1Palabra que vino a Jeremías de parte de Yahvé, diciendo:
2“Levántate y baja a la casa del alfarero, y allí te haré escuchar mis palabras.”
3Entonces bajé a la casa del alfarero, y he aquí que estaba haciendo algo en las ruedas.
4Cuando la vasija que había hecho de barro se estropeó en la mano del alfarero, éste volvió a hacer otra vasija, según le pareció al alfarero hacerla.
5Entonces vino a mí la palabra de Yahvé, diciendo:
6“Casa de Israel, ¿no puedo hacer con vosotros como este alfarero?”, dice Yahvé. “He aquí que como el barro en la mano del alfarero, así sois vosotros en mi mano, casa de Israel.
7En el momento en que yo hable de una nación y de un reino para arrancarlo, derribarlo y destruirlo,
8si esa nación, de la que he hablado, se convierte de su maldad, me arrepentiré del mal que pensaba hacerles.
9En el momento en que hable sobre una nación y sobre un reino para construirlo y plantarlo,
10si hacen lo que es malo a mis ojos, que no obedecen mi voz, entonces me arrepentiré del bien con el que dije que los beneficiaría.
11“Ahora, pues, hablen a los hombres de Judá y a los habitantes de Jerusalén, diciendo: “El Señor dice: “He aquí que yo trazo el mal contra ustedes, y que concibo un plan contra ustedes.

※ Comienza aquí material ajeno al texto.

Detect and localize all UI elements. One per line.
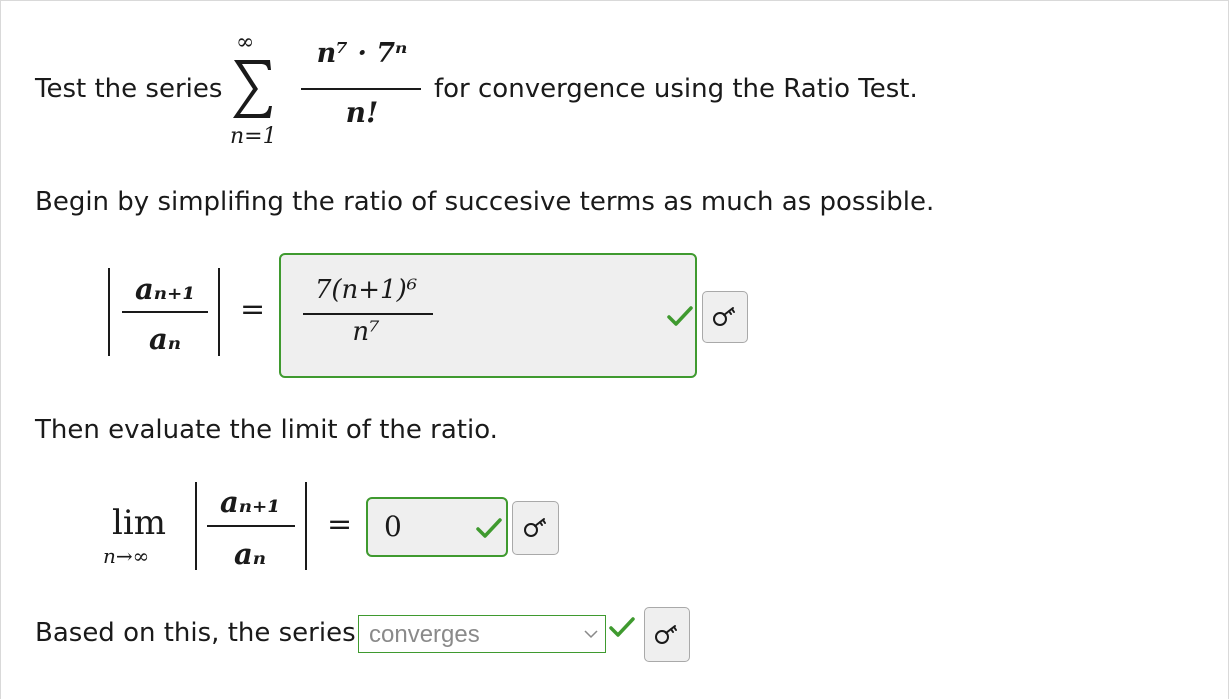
chevron-down-icon <box>584 630 598 639</box>
abs-bar-right <box>218 268 220 356</box>
summation: ∞ n=1 <box>222 30 302 152</box>
limit-operator: lim <box>112 503 166 543</box>
intro-prefix: Test the series <box>35 74 223 104</box>
limit-answer-field[interactable]: 0 <box>366 497 508 557</box>
series-denominator: n! <box>345 96 379 129</box>
step1-key-button[interactable] <box>702 291 748 343</box>
limit-abs-bar-right <box>305 482 307 570</box>
step2-key-button[interactable] <box>512 501 559 555</box>
step2-instruction: Then evaluate the limit of the ratio. <box>35 415 498 445</box>
ratio-answer-field[interactable]: 7(n+1)⁶ n⁷ <box>279 253 697 378</box>
limit-ratio-denominator: aₙ <box>233 537 267 571</box>
limit-abs-bar-left <box>195 482 197 570</box>
check-icon <box>667 306 693 326</box>
limit-answer-value: 0 <box>384 510 402 543</box>
ratio-answer-denominator: n⁷ <box>352 317 380 347</box>
limit-equals-sign: = <box>327 507 353 542</box>
check-icon <box>609 617 635 637</box>
limit-ratio-fraction-bar <box>207 525 295 527</box>
sum-upper-limit: ∞ <box>236 30 255 55</box>
convergence-select[interactable]: converges <box>358 615 606 653</box>
ratio-answer-numerator: 7(n+1)⁶ <box>314 275 418 305</box>
sum-lower-limit: n=1 <box>230 124 277 149</box>
key-icon <box>655 624 677 644</box>
abs-bar-left <box>108 268 110 356</box>
check-icon <box>476 518 502 538</box>
ratio-fraction-bar <box>122 311 208 313</box>
series-fraction-bar <box>301 88 421 90</box>
equals-sign: = <box>240 292 266 327</box>
series-numerator: n⁷ · 7ⁿ <box>316 38 408 69</box>
convergence-selected-value: converges <box>369 621 480 648</box>
ratio-numerator: aₙ₊₁ <box>134 272 196 306</box>
ratio-denominator: aₙ <box>148 322 182 356</box>
step3-key-button[interactable] <box>644 607 690 662</box>
key-icon <box>523 518 546 537</box>
key-icon <box>713 307 735 326</box>
limit-subscript: n→∞ <box>103 544 150 568</box>
limit-ratio-numerator: aₙ₊₁ <box>219 485 281 519</box>
step1-instruction: Begin by simplifing the ratio of succesi… <box>35 187 935 217</box>
intro-suffix: for convergence using the Ratio Test. <box>434 74 918 104</box>
ratio-answer-fraction-bar <box>303 313 433 315</box>
step3-prefix: Based on this, the series <box>35 618 356 648</box>
sigma-icon <box>233 60 272 118</box>
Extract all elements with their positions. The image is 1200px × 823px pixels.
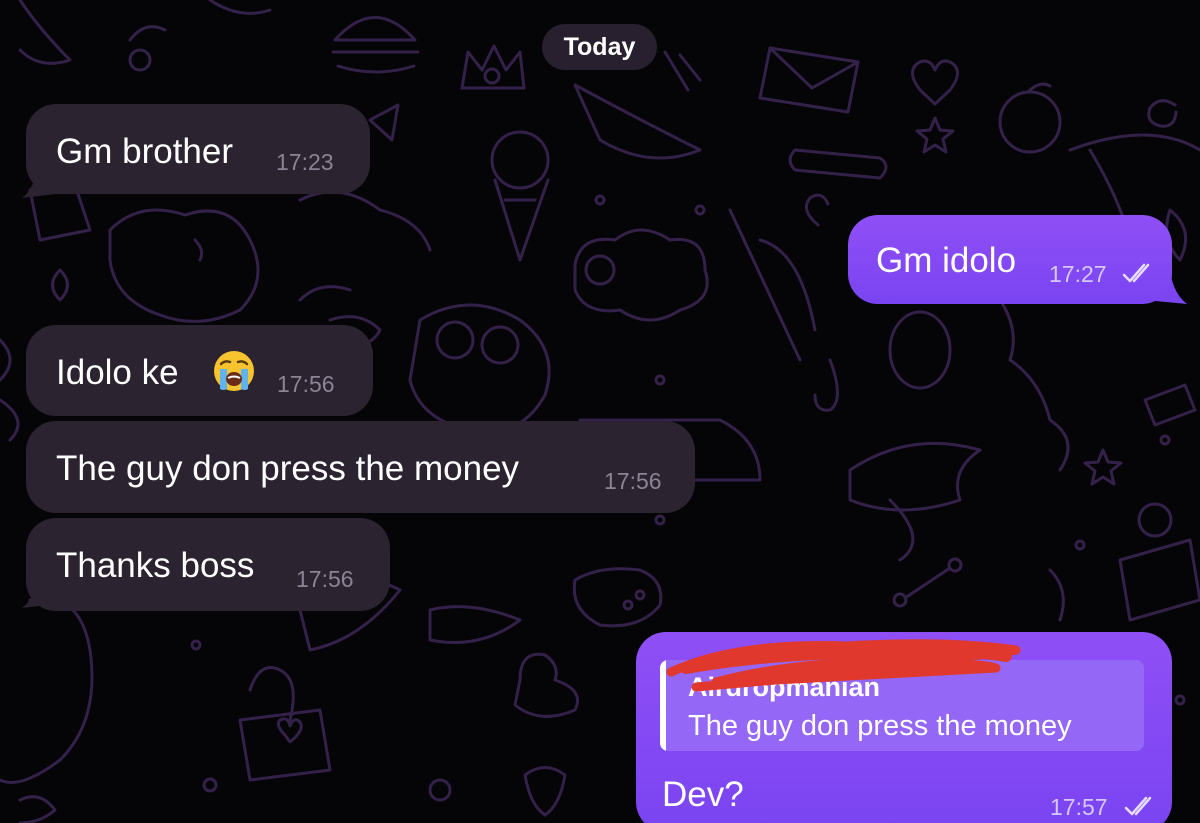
date-separator: Today (542, 24, 657, 70)
message-time: 17:23 (276, 149, 334, 175)
message-time: 17:57 (1050, 794, 1108, 820)
double-check-icon (1124, 796, 1152, 816)
message-text: Gm idolo (876, 241, 1017, 280)
message-text: Gm brother (56, 132, 233, 171)
message-text: Idolo ke (56, 353, 179, 392)
message-text: Dev? (662, 775, 744, 814)
message-time: 17:56 (277, 371, 335, 397)
message-bubble-incoming[interactable]: Thanks boss 17:56 (26, 518, 390, 611)
chat-view: Today Gm brother 17:23 Gm idolo 17:27 Id… (0, 0, 1200, 823)
double-check-icon (1122, 263, 1150, 283)
loudly-crying-face-icon (214, 351, 254, 391)
redaction-scribble (666, 639, 1021, 692)
reply-text: The guy don press the money (688, 710, 1072, 742)
message-bubble-incoming[interactable]: The guy don press the money 17:56 (26, 421, 695, 513)
message-text: The guy don press the money (56, 449, 520, 488)
message-text: Thanks boss (56, 546, 255, 585)
message-bubble-outgoing[interactable]: Gm idolo 17:27 (848, 215, 1172, 304)
message-time: 17:56 (604, 468, 662, 494)
message-time: 17:27 (1049, 261, 1107, 287)
message-bubble-outgoing[interactable]: Airdropmanian The guy don press the mone… (636, 632, 1172, 823)
message-bubble-incoming[interactable]: Idolo ke 17:56 (26, 325, 373, 416)
message-time: 17:56 (296, 566, 354, 592)
message-bubble-incoming[interactable]: Gm brother 17:23 (26, 104, 370, 194)
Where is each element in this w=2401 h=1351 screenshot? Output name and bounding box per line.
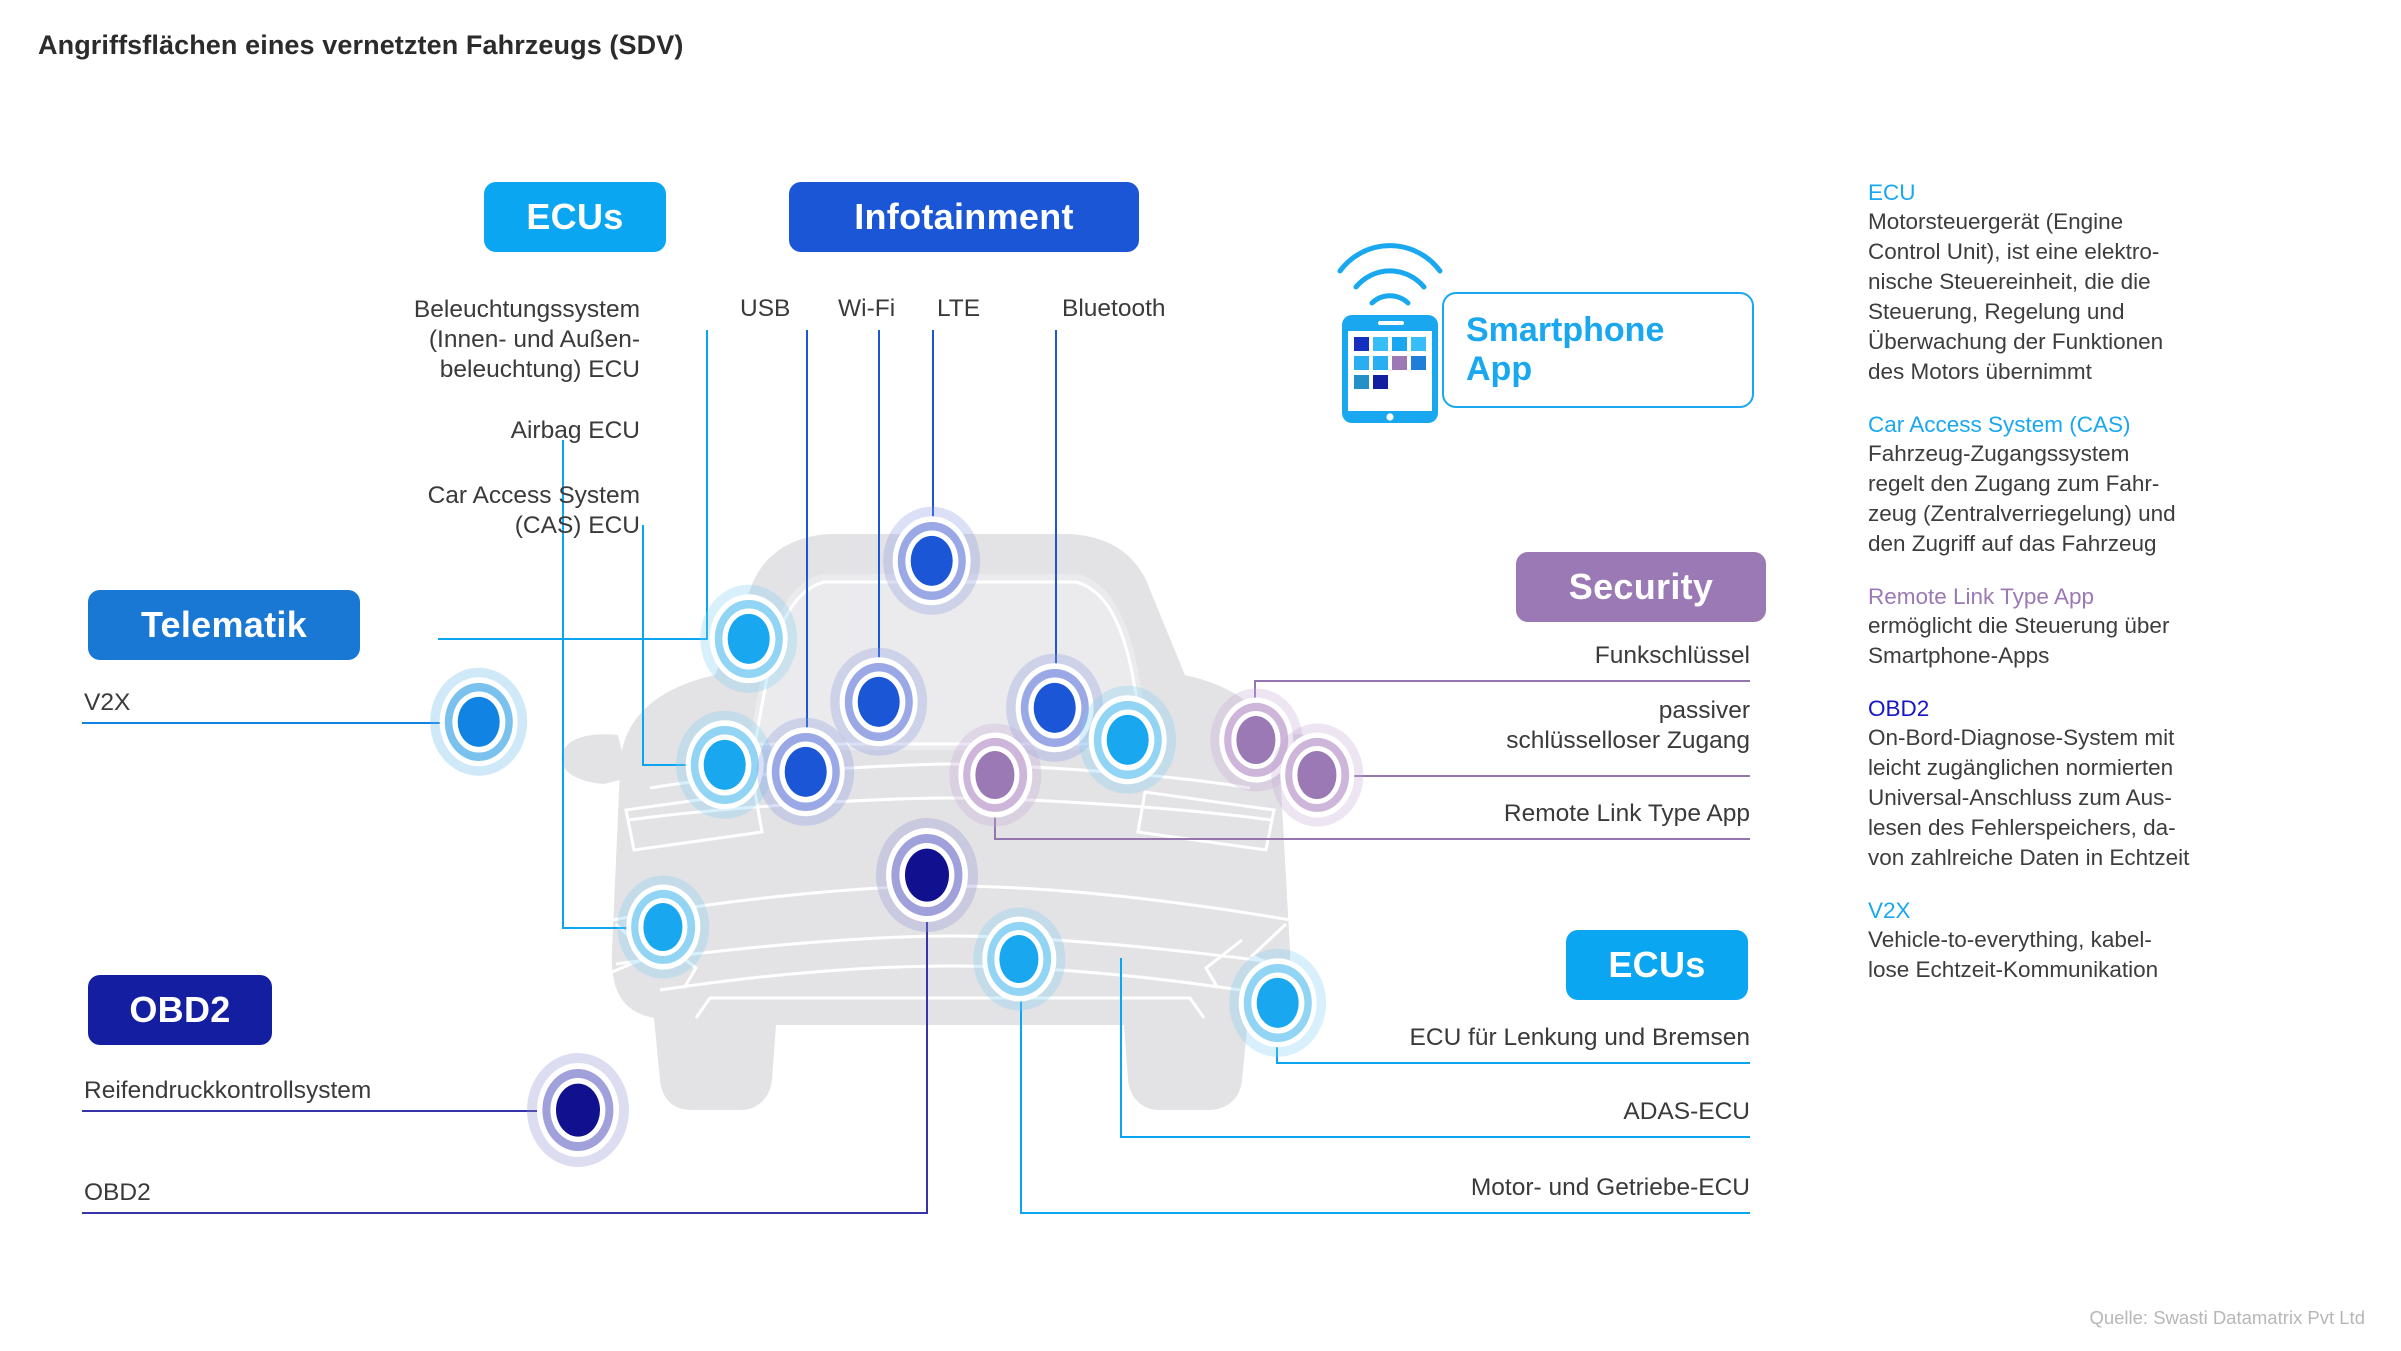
marker-ring bbox=[1297, 751, 1337, 799]
badge-ecus-bottom[interactable]: ECUs bbox=[1566, 930, 1748, 1000]
marker-ring bbox=[704, 739, 746, 791]
label-lenkung: ECU für Lenkung und Bremsen bbox=[1409, 1024, 1750, 1051]
marker-ring bbox=[785, 746, 827, 798]
badge-obd2[interactable]: OBD2 bbox=[88, 975, 272, 1045]
label-beleuchtung: Beleuchtungssystem (Innen- und Außen- be… bbox=[413, 296, 640, 383]
marker-v2x[interactable] bbox=[430, 667, 529, 777]
marker-lte[interactable] bbox=[883, 506, 982, 616]
label-adas: ADAS-ECU bbox=[1623, 1098, 1750, 1125]
glossary-panel: ECU Motorsteuergerät (Engine Control Unit… bbox=[1868, 178, 2278, 1008]
connector-cas-v bbox=[642, 525, 644, 766]
glossary-item: ECU Motorsteuergerät (Engine Control Unit… bbox=[1868, 178, 2278, 387]
glossary-item: Car Access System (CAS) Fahrzeug-Zugangss… bbox=[1868, 410, 2278, 559]
marker-ring bbox=[999, 935, 1039, 983]
badge-telematik[interactable]: Telematik bbox=[88, 590, 360, 660]
badge-smartphone-app-label: Smartphone App bbox=[1466, 311, 1665, 388]
label-bluetooth: Bluetooth bbox=[1062, 295, 1166, 322]
connector-passiv bbox=[1316, 775, 1750, 777]
glossary-term: V2X bbox=[1868, 897, 1911, 923]
badge-security[interactable]: Security bbox=[1516, 552, 1766, 622]
marker-adas[interactable] bbox=[972, 907, 1066, 1011]
glossary-definition: Motorsteuergerät (Engine Control Unit), … bbox=[1868, 209, 2164, 384]
marker-ring bbox=[556, 1083, 600, 1137]
label-lte: LTE bbox=[937, 295, 981, 322]
page-title: Angriffsflächen eines vernetzten Fahrzeu… bbox=[38, 30, 684, 60]
smartphone-icon bbox=[1330, 205, 1460, 430]
glossary-term: Remote Link Type App bbox=[1868, 583, 2094, 609]
glossary-term: ECU bbox=[1868, 180, 1916, 205]
marker-motor[interactable] bbox=[875, 817, 979, 933]
marker-ring bbox=[975, 751, 1015, 799]
marker-airbag[interactable] bbox=[616, 875, 710, 979]
connector-obd2 bbox=[82, 1212, 928, 1214]
connector-funkschluessel bbox=[1254, 680, 1750, 682]
glossary-term: OBD2 bbox=[1868, 695, 1930, 721]
label-reifendruck: Reifendruckkontrollsystem bbox=[84, 1077, 372, 1104]
glossary-definition: ermöglicht die Steuerung über Smartphone… bbox=[1868, 612, 2170, 668]
connector-remote-link bbox=[994, 838, 1750, 840]
label-remote-link: Remote Link Type App bbox=[1503, 800, 1750, 827]
source-credit: Quelle: Swasti Datamatrix Pvt Ltd bbox=[2089, 1307, 2365, 1328]
badge-smartphone-app[interactable]: Smartphone App bbox=[1442, 292, 1754, 408]
connector-motor bbox=[1020, 1212, 1750, 1214]
connector-v2x bbox=[82, 722, 480, 724]
glossary-definition: Fahrzeug-Zugangssystem regelt den Zugang… bbox=[1868, 441, 2176, 556]
glossary-item: OBD2 On-Bord-Diagnose-System mit leicht z… bbox=[1868, 694, 2278, 873]
label-airbag: Airbag ECU bbox=[510, 417, 640, 444]
label-usb: USB bbox=[740, 295, 791, 322]
marker-beleuchtung[interactable] bbox=[700, 584, 799, 694]
glossary-term: Car Access System (CAS) bbox=[1868, 411, 2131, 437]
glossary-definition: On-Bord-Diagnose-System mit leicht zugän… bbox=[1868, 725, 2190, 870]
connector-adas bbox=[1120, 1136, 1750, 1138]
connector-reifendruck bbox=[82, 1110, 580, 1112]
badge-ecus-top[interactable]: ECUs bbox=[484, 182, 666, 252]
marker-ring bbox=[858, 676, 900, 728]
marker-remote-link[interactable] bbox=[948, 723, 1042, 827]
connector-beleuchtung bbox=[438, 638, 708, 640]
connector-usb bbox=[806, 330, 808, 774]
label-passiver: passiver schlüsselloser Zugang bbox=[1506, 697, 1750, 754]
label-funkschluessel: Funkschlüssel bbox=[1594, 642, 1750, 669]
marker-reifendruck[interactable] bbox=[526, 1052, 630, 1168]
marker-ring bbox=[1107, 714, 1149, 766]
badge-infotainment[interactable]: Infotainment bbox=[789, 182, 1139, 252]
marker-ring bbox=[905, 848, 949, 902]
marker-ring bbox=[911, 535, 953, 587]
marker-passiv[interactable] bbox=[1079, 685, 1178, 795]
marker-wifi[interactable] bbox=[830, 647, 929, 757]
label-motor: Motor- und Getriebe-ECU bbox=[1470, 1174, 1750, 1201]
marker-ring bbox=[643, 903, 683, 951]
label-obd2: OBD2 bbox=[84, 1179, 151, 1206]
label-cas: Car Access System (CAS) ECU bbox=[427, 482, 640, 539]
glossary-item: V2X Vehicle-to-everything, kabel- lose Ec… bbox=[1868, 896, 2278, 985]
label-wifi: Wi-Fi bbox=[838, 295, 896, 322]
marker-ring bbox=[1257, 977, 1299, 1029]
label-v2x: V2X bbox=[84, 689, 131, 716]
connector-lenkung bbox=[1276, 1062, 1750, 1064]
connector-adas-v bbox=[1120, 958, 1122, 1138]
marker-ring bbox=[728, 613, 770, 665]
marker-ring bbox=[458, 696, 500, 748]
glossary-definition: Vehicle-to-everything, kabel- lose Echtz… bbox=[1868, 926, 2159, 982]
glossary-item: Remote Link Type App ermöglicht die Steue… bbox=[1868, 582, 2278, 671]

Vuélvanse ahora todos de su mal camino, y enmienden sus caminos y sus obras”.
12Pero ellos dicen: ‘Es en vano, porque caminaremos según nuestros propios planes, y cada uno seguirá la terquedad de su malvado corazón’.”
13Por eso dice Yahvé: “Pregunta ahora entre las naciones, “¿Quién ha oído esas cosas?
La virgen de Israel ha hecho algo muy horrible.
14¿Fallará la nieve del Líbano de la roca del campo? ¿Se secarán las aguas frías que bajan de lejos?
15Porque mi pueblo me ha olvidado. Han quemado incienso a dioses falsos. Se les ha hecho tropezar en sus caminos en los antiguos caminos,
para caminar por los senderos, por un camino no construido,
16para hacer de su tierra un asombro, y un silbido perpetuo. Todos los que pasen por allí se quedarán asombrados, y sacudir la cabeza.
17Los dispersaré como con un viento del este ante el enemigo. Les mostraré la espalda, y no la cara,
en el día de su calamidad.
18Entonces dijeron: “¡Vengan! Ideemos planes contra Jeremías; porque la ley no perecerá del sacerdote, ni el consejo del sabio, ni la palabra del profeta. Venid, y golpeémosle con la lengua, y no prestemos atención a ninguna de sus palabras”.
19Escúchame, Yahvé, y escucha la voz de los que contienden conmigo.
20¿Hay que recompensar el mal por el bien? Porque han cavado una fosa para mi alma. Recuerda cómo me presenté ante ti para hablar bien de ellos, para alejar de ellos tu ira.
21Por lo tanto, entreguen a sus hijos al hambre, y entregarlos al poder de la espada. Que sus esposas se queden sin hijos y viudas. Que sus hombres sean asesinados
y sus jóvenes heridos por la espada en la batalla.
22Que se oiga un grito desde sus casas cuando traes una tropa de repente sobre ellos; porque han cavado una fosa para llevarme y trampas ocultas para mis pies.
23Sin embargo, Yahvé, tú conoces todo su consejo contra mí para matarme. No perdones su iniquidad.
No borres su pecado de tu vista, Que sean derribados ante ti. Trata con ellos en el momento de tu ira.